2.8 Bij brief van 27 juni 2002 heeft verweerder aangegeven dat gebleken is dat bij verweerder over vragen van de zittingsplaats Utrecht niets bekend is.
Beoordeling van het beroep
2.9 In artikel 4:6, eerste lid van de Awb is bepaald dat, indien na een geheel afwijzende beschikking een nieuwe aanvraag wordt gedaan, de aanvrager gehouden is nieuw gebleken feiten of veranderde omstandigheden te vermelden.
2.10 Volgens vaste jurisprudentie is alleen sprake van nieuw gebleken feiten of veranderde omstandigheden, indien de aan de nieuwe aanvraag ten grondslag liggende feiten en omstandigheden bij de eerdere besluitvorming geen rol hebben gespeeld en destijds ook niet naar voren hadden kunnen worden gebracht.
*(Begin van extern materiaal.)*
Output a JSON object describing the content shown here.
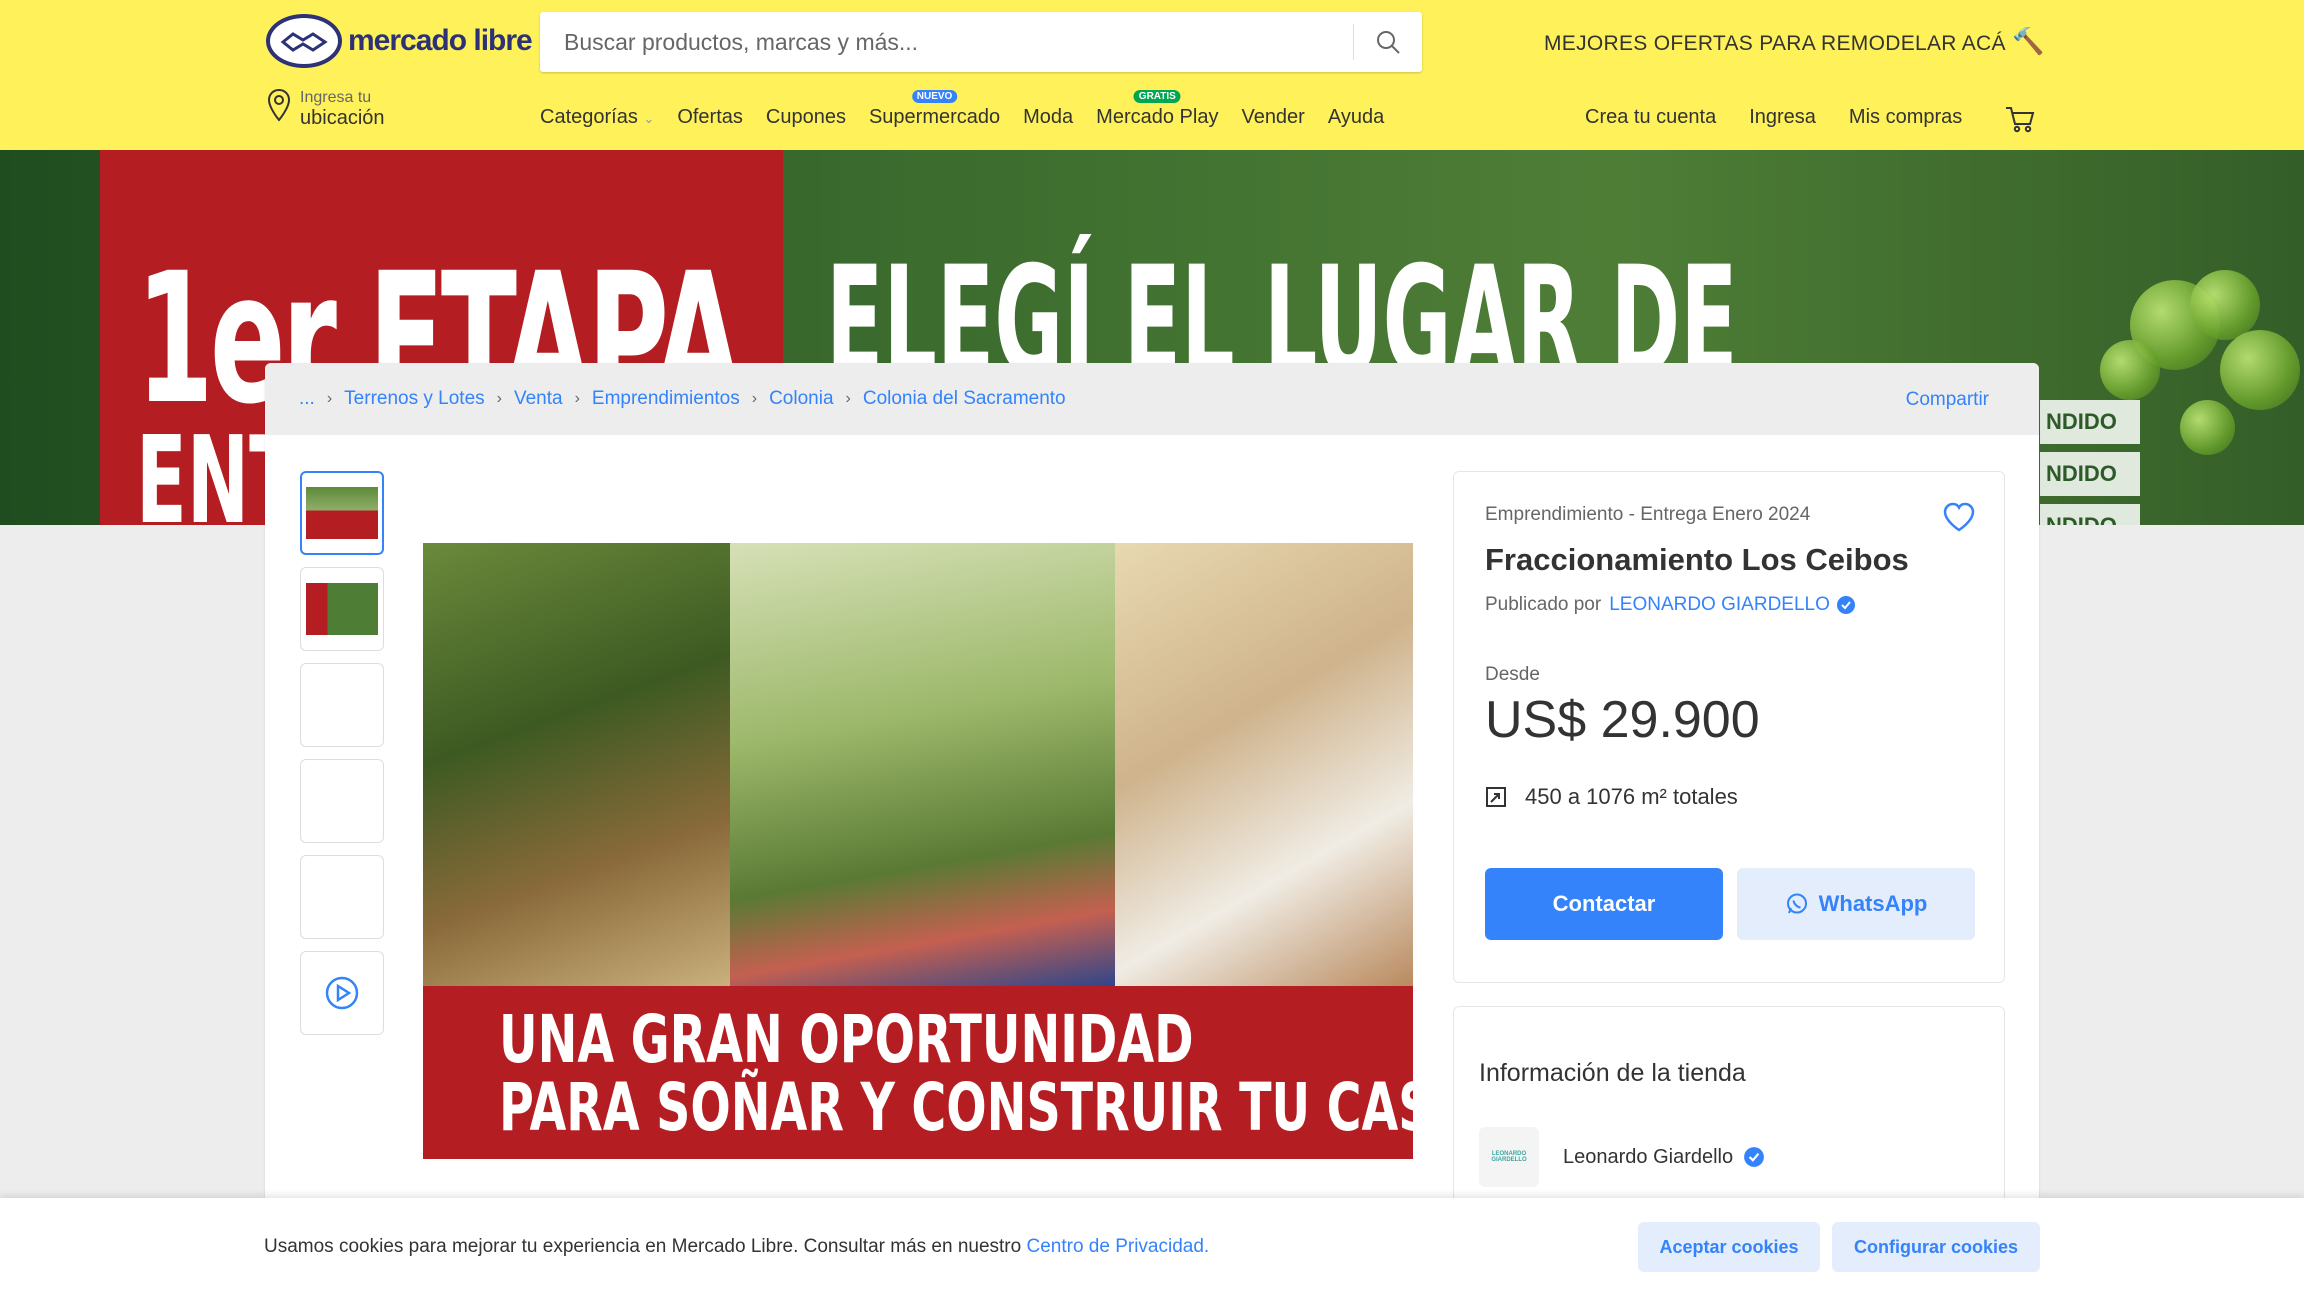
{
  "header": {
    "logo_text": "mercado libre",
    "search_placeholder": "Buscar productos, marcas y más...",
    "promo": "MEJORES OFERTAS PARA REMODELAR ACÁ",
    "location_line1": "Ingresa tu",
    "location_line2": "ubicación",
    "nav": [
      {
        "label": "Categorías",
        "badge": ""
      },
      {
        "label": "Ofertas",
        "badge": ""
      },
      {
        "label": "Cupones",
        "badge": ""
      },
      {
        "label": "Supermercado",
        "badge": "NUEVO"
      },
      {
        "label": "Moda",
        "badge": ""
      },
      {
        "label": "Mercado Play",
        "badge": "GRATIS"
      },
      {
        "label": "Vender",
        "badge": ""
      },
      {
        "label": "Ayuda",
        "badge": ""
      }
    ],
    "user_nav": [
      "Crea tu cuenta",
      "Ingresa",
      "Mis compras"
    ]
  },
  "banner": {
    "line1": "1er ETAPA",
    "line2": "ENTR",
    "line3": "ELEGÍ EL LUGAR DE",
    "sold_label": "NDIDO"
  },
  "breadcrumb": [
    "...",
    "Terrenos y Lotes",
    "Venta",
    "Emprendimientos",
    "Colonia",
    "Colonia del Sacramento"
  ],
  "share_label": "Compartir",
  "main_image_text": [
    "UNA GRAN OPORTUNIDAD",
    "PARA SOÑAR Y CONSTRUIR TU CASA"
  ],
  "listing": {
    "subtitle": "Emprendimiento - Entrega Enero 2024",
    "title": "Fraccionamiento Los Ceibos",
    "published_by": "Publicado por",
    "publisher": "LEONARDO GIARDELLO",
    "price_prefix": "Desde",
    "price": "US$ 29.900",
    "area": "450 a 1076 m² totales",
    "contact_label": "Contactar",
    "whatsapp_label": "WhatsApp"
  },
  "store": {
    "title": "Información de la tienda",
    "name": "Leonardo Giardello",
    "logo_text": "LEONARDO GIARDELLO"
  },
  "cookie": {
    "text": "Usamos cookies para mejorar tu experiencia en Mercado Libre. Consultar más en nuestro",
    "link": "Centro de Privacidad.",
    "accept": "Aceptar cookies",
    "configure": "Configurar cookies"
  },
  "colors": {
    "header_bg": "#fff159",
    "accent": "#3483fa",
    "banner_red": "#b41e22"
  }
}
2.11 Aangezien verzoekers hebben aangegeven dat bij de onderhavige aanvraag ten aanzien van het persoonlijke asielrelaas geen sprake is van nova in de zin van artikel 4:6 Awb, beperkt de beoordeling van de voorzieningenrechter zich tot de vraag of zich na de eerdere procedure, voorzover daarbij geweigerd is aan verzoekers een verblijfsvergunning asiel voor bepaalde tijd te verlenen in verband met artikel 3 EVRM nieuwe feiten of omstandigheden aan de dag zijn getreden, die verweerder noopten dan wel aanleiding hadden moeten geven tot heroverweging.
2.12 Met betrekking tot het door verzoeker overgelegde afschrift van een schrijven van Docu Congo van 24 juni 2001 alsmede een kopie van enkele bladzijden van het BAFL-rapport over de DRC van mei 2000 overweegt de voorzieningenrechter dat blijkens de afgiftedatum deze stukken ook reeds ten tijde van de eerdere procedure, die afgesloten werd met de rechterlijke uitspraak van 11 oktober 2001, bekend waren danwel bekend hadden kunnen zijn.
2.13 De voorzieningenrechter stelt vast dat in de brief van Amnesty International van 22 maart 2002 alsmede in de informatie van Docu Congo van 26 februari 2002 feiten en omstandigheden worden vermeld die verzoekers niet bij de eerdere uitspraak bekend waren en ook niet bekend hadden kunnen zijn. Vervolgens is het de vraag of die feiten en omstandigheden voor verweerder aanleiding hadden moeten zijn tot het nemen van een ander besluit.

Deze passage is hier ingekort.